Spain’s head coach Luis de la Fuente has shown a willingness to blend experience with youth. The inclusion of Isco in this June’s UEFA Nations League semifinal against France is more than a reward for form—it’s a strategic masterstroke.

In a squad brimming with raw talent, Isco brings something rare: footballing wisdom. He understands the tempo of knockout football. He knows what it means to wear the Spanish shirt in high-stakes environments. His inclusion could provide the rhythm and stability Spain sometimes lacks when relying solely on youth.

If he starts—or even features off the bench—against France on June 6, it will mark a new chapter in his international story. Not a footnote. A fresh beginning.

Artistic Resilience: Why Isco’s Return Resonates

Isco has never been the fastest, strongest, or most marketable player. He never leaned into the celebrity culture that surrounds modern football. What he has always possessed is a poet’s touch, a dancer’s balance, and an uncanny ability to make football look easy.

To see that artistry pushed aside for years was heartbreaking for purists.
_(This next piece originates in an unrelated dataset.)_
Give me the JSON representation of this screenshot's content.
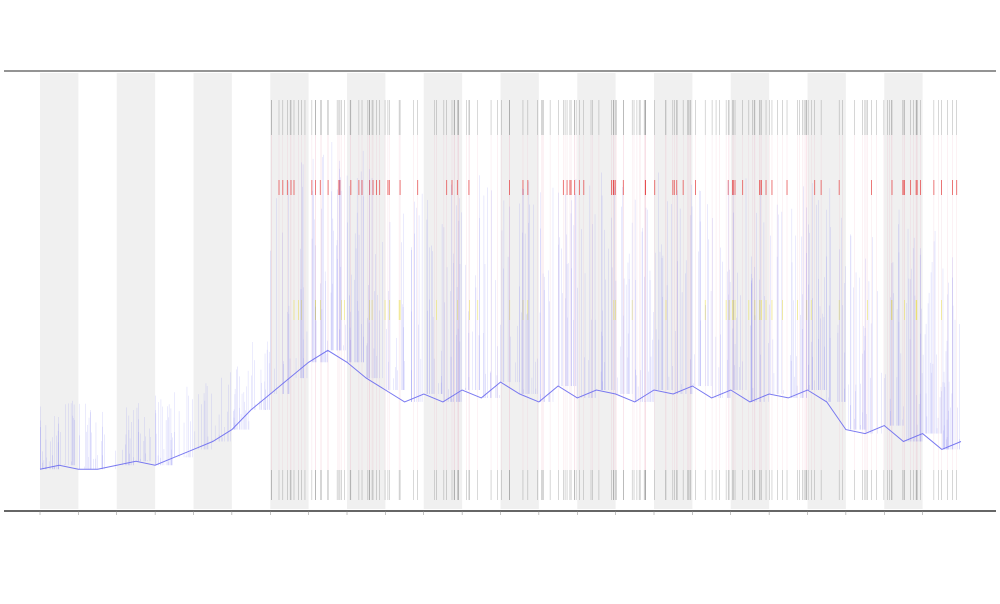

But his return is a statement—for players, fans, and the sport itself—that elegance still has a place. That resilience, patience, and self-belief can outlast narrative.

Few players have ever embodied the archetype of the flawed genius like Isco. Too good to be benched, too unpredictable to be trusted blindly, too unique to be molded into a system player. But now, at 33, he’s found the balance. He’s become what football hoped he would be: a leader, a creator, and finally, a man at peace with his game.

Commentary

This isn’t just a comeback. It’s a triumph of identity over ideology.

In an era dominated by pressing metrics, speed, and physical data, Isco is a reminder of what football once was—and can still be. A game of the mind. A sport where the pause, the feint, the perfectly weighted pass are as valuable as the sprint or the tackle.

To see Isco return to La Roja after 2177 days, having passed through the fires of injury, doubt, and obscurity, is not just a feel-good story. It’s a cultural moment. It tells every player written off too early that time can be an ally, not just a countdown.

If Spain are to rise again—not just win, but inspire—they’ll need both the fearlessness of youth and the wisdom of reborn legends. Isco, with the No.22 on his back and a second chance in his heart, is ready to help them do both.

Welcome back, maestro. The stage missed you.